Page 11 of Seven Days in June

My pocketknife’s all the way in the bedroom.

She wanted to hurt him before he hurt her. But then there was that old hesitation. Her mom needed this guy. He’d found them this shitty apartment. He’d given her mom a job. He was supporting them. She and her mom were a team.

Be nice. Be good.

“How old are you?” she asked, stalling even more.

“Fifty-eight.” He leaned a bit closer, unsteady on his feet. His after-hours club stench was pungent. “But I got stamina.”

Grinning, he slapped his clammy palm down on her forearm. And then the Lizette-wired part of her brain clicked off. She went completely still. Eyes narrowed. Senses sharpened.

“Wanna hear a joke?” she asked abruptly, with a sweet smile.

“A joke?” He was caught off guard. “Oh. Okay, I like jokes.”

“What did Satan say when he lost his hair?”

“I don’t know. What?”

She chuckled a bit to herself. “How bad do you wanna know?”

“Stop playing. Tell me!”

She glanced up at the rug atop his head. “There’ll be hell toupee.”

His mouth dropped open grotesquely. “W-what? Oh, you littlecunt.”

He lunged at her. Genevieve dodged to her left, eluding his grasp. Knocked off-balance, he toppled drunkenly and then crashed to the floor, a cumbersome, slow-moving vat of lard. Momentarily paralyzed with shock, she just stood there, breathing heavily—and then he grabbed her ankle and yanked her to the ground. She fell down hard. Her head exploded into a thousand shards of razor-sharp glass.

“Fuck! You!” she wailed, clutching her face. And then, purely out of pain reflex, she reared back and power-kicked him in the ribs.

While he roared, she scrambled out of the kitchen on her hands and knees and then sprinted into the bathroom. She slammed the door, locking it with badly shaking hands. Grasping her face with one hand, her head thundering, she grabbed a bottle of Percocet from the sink drawer, climbed into the tub, and snatched the shower curtain shut. And only then did she breathe.

Through the cheap hollow-core bathroom door, Genevieve heard the guy screaming Lizette’s name. And then there was the gossamer pitter-pat of Lizette’s feet as she ran down the hall to the kitchen, hollering bewildered nonsense.

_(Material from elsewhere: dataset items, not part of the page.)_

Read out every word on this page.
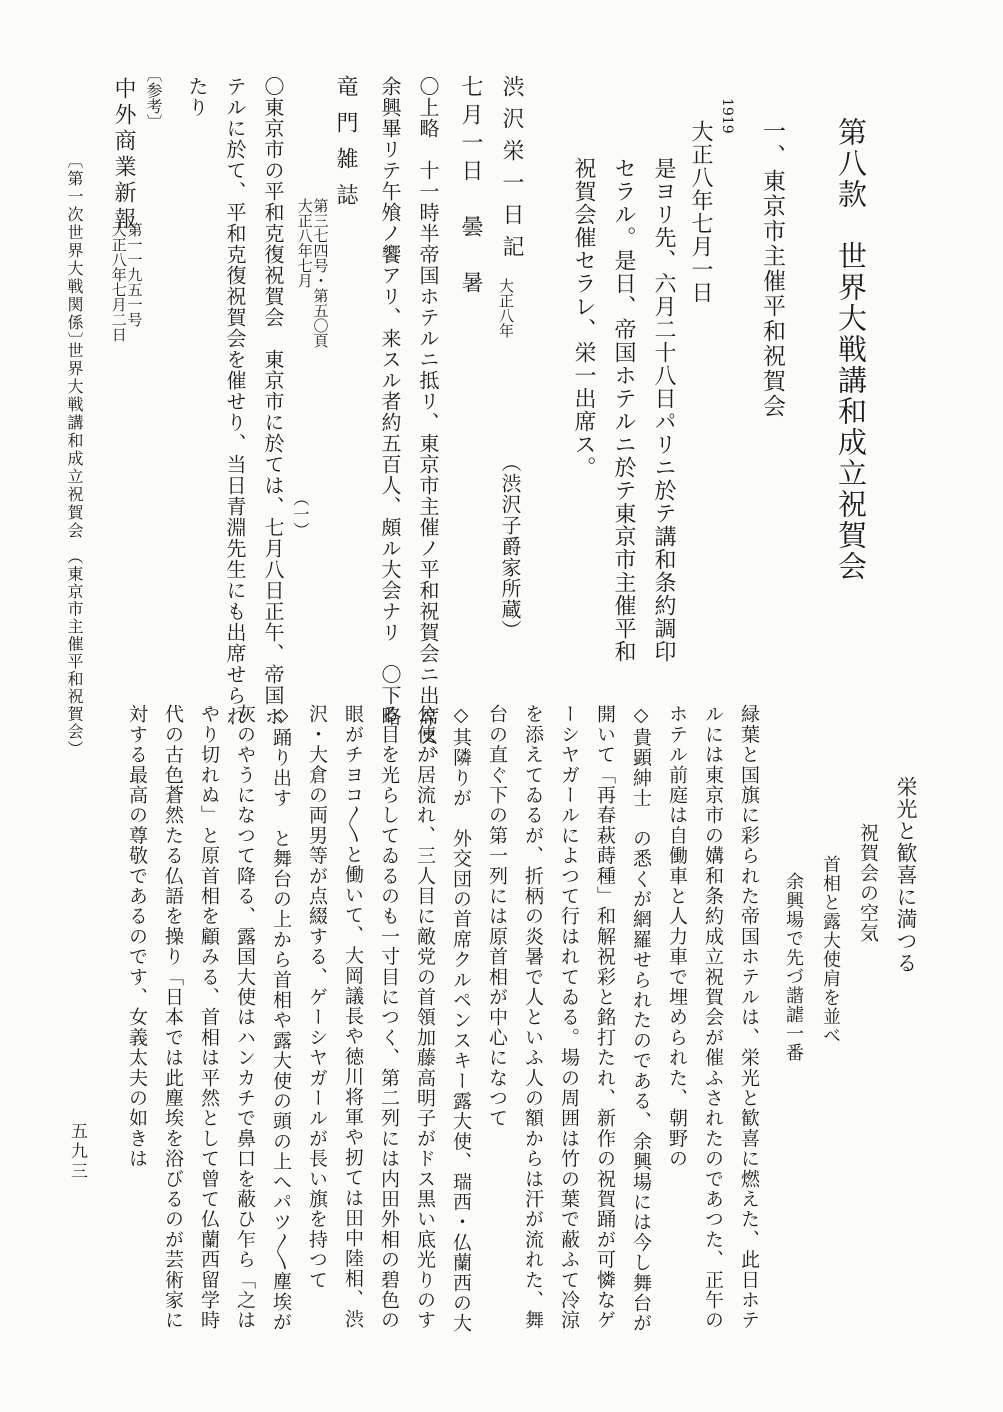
第八款　世界大戦講和成立祝賀会
一、東京市主催平和祝賀会
1919
大正八年七月一日
是ヨリ先、六月二十八日パリニ於テ講和条約調印
セラル。是日、帝国ホテルニ於テ東京市主催平和
祝賀会催セラレ、栄一出席ス。
渋沢栄一日記
大正八年
（渋沢子爵家所蔵）
七月一日　曇　暑
〇上略　十一時半帝国ホテルニ抵リ、東京市主催ノ平和祝賀会ニ出席ス、
余興畢リテ午飧ノ饗アリ、来スル者約五百人、頗ル大会ナリ　〇下略
竜門雑誌
第三七四号・第五〇頁
大正八年七月
〇東京市の平和克復祝賀会　東京市に於ては、七月八日正午、帝国ホ （一）
テルに於て、平和克復祝賀会を催せり、当日青淵先生にも出席せられ
たり
〔参考〕
中外商業新報
第一一九五一号
大正八年七月二日
栄光と歓喜に満つる
祝賀会の空気
首相と露大使肩を並べ
余興場で先づ諧謔一番
緑葉と国旗に彩られた帝国ホテルは、栄光と歓喜に燃えた、此日ホテ
ルには東京市の媾和条約成立祝賀会が催ふされたのであつた、正午の
ホテル前庭は自働車と人力車で埋められた、朝野の
◇貴顕紳士　の悉くが網羅せられたのである、余興場には今し舞台が
開いて「再春萩蒔種」和解祝彩と銘打たれ、新作の祝賀踊が可憐なゲ
ーシヤガールによつて行はれてゐる。場の周囲は竹の葉で蔽ふて冷涼
を添えてゐるが、折柄の炎暑で人といふ人の額からは汗が流れた、舞
台の直ぐ下の第一列には原首相が中心になつて
◇其隣りが　外交団の首席クルペンスキー露大使、瑞西・仏蘭西の大
公使が居流れ、三人目に敵党の首領加藤高明子がドス黒い底光りのす
る目を光らしてゐるのも一寸目につく、第二列には内田外相の碧色の
眼がチヨコ〳〵と働いて、大岡議長や徳川将軍や扨ては田中陸相、渋
沢・大倉の両男等が点綴する、ゲーシヤガールが長い旗を持つて
◇踊り出す　と舞台の上から首相や露大使の頭の上へパツ〳〵塵埃が
灰のやうになつて降る、露国大使はハンカチで鼻口を蔽ひ乍ら「之は
やり切れぬ」と原首相を顧みる、首相は平然として曾て仏蘭西留学時
代の古色蒼然たる仏語を操り「日本では此塵埃を浴びるのが芸術家に
対する最高の尊敬であるのです、女義太夫の如きは
〔第一次世界大戦関係〕
世界大戦講和成立祝賀会
（東京市主催平和祝賀会）
五九三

From experience, Genevieve knew to wait this out in the bathroom. She popped two pills into her mouth and chewed them dry. (They were prescribed by her Cincinnati doctor—who, like the countless frustrated docs before him, solved her unsolvable problem with opioids.) As Lizette and her man starred in their own chitlin circuit revival in the kitchen, she curled up on her side, waiting for relief.

Lizette had stopped the hysterics. Now she was cooing. Then Genevieve heard footsteps heading toward the master bedroom—Lizette’s Tinker Bell toes barely touching the ground, his steps heavy, labored. Genevieve knew this was her mom’s way of protecting her: luring him away and locking the door. Of course, it never occurred to Lizette to kick him out. Break up with him. Call the police. Be single for a minute, for that matter. Get her own job. Finance her own life. Save the day herself instead of depending on horrible men to do it for her.

Are you just like your mom?

Genevieve curled up tighter on her side, trying to make herself smaller. She was exhausted. All she wanted was to escape this repetitive, redundant hell.

Her eyes shut. She had only a few more minutes to pull herself together. She had to get ready.

Today was her first day at her new school.

MONDAY

Chapter 4

Mantra

“YOU GOTTA LET ME TALK TO TY, PRINCIPAL SCOTT.”

The beleaguered woman leaned forward on her paper-strewn desk. “Mr. Hall, last time you ‘talked’ to Ty, I found him sitting in a fifth-floor window with his feet dangling down the side of the building.”

“His writing was flat. He needed a perspective change.”